Perlu diperhatikan bahwa densitas maksimum terjadi di atas titik beku untuk salinitas di bawah 24,7 dan di bawah titik beku untuk salinitas di atas 24,7. Hal ini mengakibatkan adanya konveksi panas. S < 24.7 : air menjadi dingin hingga dicapai densitas maksimum, kemudian jika air permukaan menjadi lebih ringan (ketika densitas maksimum telah terlewati) pendinginan terjadi hanya pada lapisan campuran akibat angin (wind mixed layer) saja, dimana akhirnya terjadi pembekuan. Di bagian kolam (basin) yang lebih dalam akan dipenuhi oleh air dengan densitas maksimum.
S > 24.7 : konveksi selalu terjadi di keseluruhan badan air. Pendinginan diperlambat akibat adanya sejumlah besar energi panas (heat) yang tersimpan di dalam badan air. Hal ini terjadi karena air mencapai titik bekunya sebelum densitas maksimum tercapai. Seperti halnya pada temperatur, pada densitas juga dikenal parameter densitas potensial yang didefinisikan sebagai densitas parsel air laut yang dibawa secara adiabatis ke level tekanan referensi (Eka, 2005).
Densitas air laut merupakan jumlah massa air laut per satu satuan volume. Densitas merupakan fungsi langsung dari kedalaman laut, serta dipengaruhi juga oleh  salinitas, temperatur, dan tekanan. Pada umumnya nilai densitas (berkisar antara 1,02 - 1,07 gr/cm3) akan bertambah sesuai dengan bertambahnya salinitas dan tekanan serta berkurangnya temperature. Perubahan densitas dapat disebabkan oleh proses-proses : Evaporasi di permukaan laut. Massa air pada kedalaman < 100 m sangat dipengaruhi oleh angin dan  gelombang, sehingga besarnya densitas relatif homogen. Di bawah lapisan ini terjadi perubahan temperatur yang cukup besar (Thermocline) dan juga salinitas (Halocline), sehingga menghasilkan pola perubahan densitas yang cukup besar (Pynocline). Di bawah Pynocline hingga ke dasar laut mempunyai densitas yang lebih padat. Stabilitas air laut dipengaruhi oleh perbedaan densitasnya, yang disebut dengan Sirkulasi Densitas atau Thermohaline. Dalam kegiatan pemeruman (pengukuran kedalaman dengan alat Echosounder),  salinitas dan temperatur yang diperoleh dari pengukuran pada interval kedalaman tertentu sangat berguna untuk menentukan : Cepat rambat gelombang akustik. Menentukan pembelokan arah perambatan gelombang akustik (refraksi) (Setiawan, 2005).
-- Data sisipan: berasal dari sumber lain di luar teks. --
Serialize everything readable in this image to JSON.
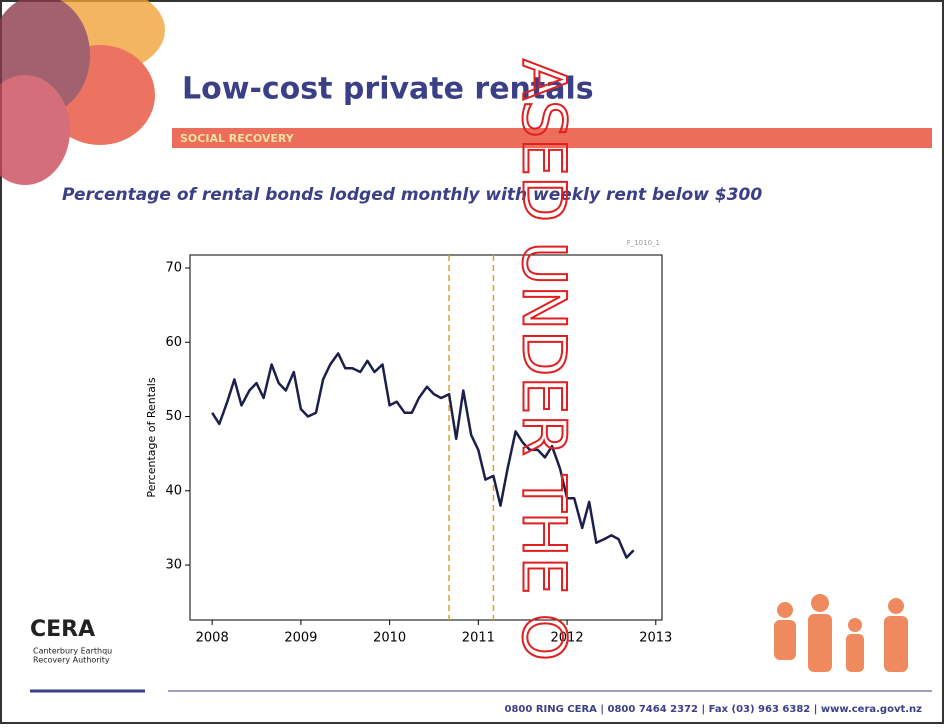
{
  "slide": {
    "title": "Low-cost private rentals",
    "section": "SOCIAL RECOVERY",
    "subtitle": "Percentage of rental bonds lodged monthly with weekly rent below $300",
    "logo": {
      "name": "CERA",
      "line1": "Canterbury Earthqu",
      "line2": "Recovery Authority"
    },
    "footer": "0800 RING CERA  |  0800 7464 2372  |  Fax (03) 963 6382  |  www.cera.govt.nz",
    "watermark": "ASED UNDER THE O"
  },
  "chart_data": {
    "type": "line",
    "ylabel": "Percentage of Rentals",
    "annotation": "F_1010_1",
    "color": "#1c1f4a",
    "vline_color": "#e0a020",
    "x": [
      2008,
      2008.08,
      2008.17,
      2008.25,
      2008.33,
      2008.42,
      2008.5,
      2008.58,
      2008.67,
      2008.75,
      2008.83,
      2008.92,
      2009,
      2009.08,
      2009.17,
      2009.25,
      2009.33,
      2009.42,
      2009.5,
      2009.58,
      2009.67,
      2009.75,
      2009.83,
      2009.92,
      2010,
      2010.08,
      2010.17,
      2010.25,
      2010.33,
      2010.42,
      2010.5,
      2010.58,
      2010.67,
      2010.75,
      2010.83,
      2010.92,
      2011,
      2011.08,
      2011.17,
      2011.25,
      2011.33,
      2011.42,
      2011.5,
      2011.58,
      2011.67,
      2011.75,
      2011.83,
      2011.92,
      2012,
      2012.08,
      2012.17,
      2012.25,
      2012.33,
      2012.42,
      2012.5,
      2012.58,
      2012.67,
      2012.75
    ],
    "values": [
      50.5,
      49,
      52,
      55,
      51.5,
      53.5,
      54.5,
      52.5,
      57,
      54.5,
      53.5,
      56,
      51,
      50,
      50.5,
      55,
      57,
      58.5,
      56.5,
      56.5,
      56,
      57.5,
      56,
      57,
      51.5,
      52,
      50.5,
      50.5,
      52.5,
      54,
      53,
      52.5,
      53,
      47,
      53.5,
      47.5,
      45.5,
      41.5,
      42,
      38,
      43,
      48,
      46.5,
      45.5,
      45.5,
      44.5,
      46,
      43,
      39,
      39,
      35,
      38.5,
      33,
      33.5,
      34,
      33.5,
      31,
      32
    ],
    "vlines": [
      2010.67,
      2011.17
    ],
    "xlim": [
      2007.75,
      2013.07
    ],
    "ylim": [
      22.6,
      71.75
    ],
    "xticks": [
      2008,
      2009,
      2010,
      2011,
      2012,
      2013
    ],
    "yticks": [
      30,
      40,
      50,
      60,
      70
    ]
  }
}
Umumnya ada hubungan tak lansung antara suhu dan densitas, karena adanya ganguan atom-atom dalam molekul air. Kenaikan sushu menurunkan densitas air laut dan menambah daya larut air laut. Air murni dapat beku pada suhu 0 derajat Celsius, karena ada pengaruh dari densitas dan salinitas air laut masih dapat cair pada suhu 0 derajat Celsius. Pada permukaan air laut membeku pada suhu -1,9 derajat Celsius. Kapasitas menahan panas air laut dari air laut dan sirkulasi massa air laut menjadikan laut sebagai pompa panas raksasa. Panas dari matahari akan menghangatkan pada permukaan lintang rendah di bumi. Oleh sirkulasi permukaan air laut akan mengngkut panas ke lintang yang tinggi yang seharusnya dingin akan menjadi panas seperti daerah eropa. Penelitian yang dilakukan oleh beberapa ahli menyatakan posisi Indonesia merupakan posisi penentu dalam mengontrol iklim global dan dunia yang bersumber pada arus lintas Indonesia dari samudera pasifik menuju samudera hindia dan atlantik (Imran, 2009).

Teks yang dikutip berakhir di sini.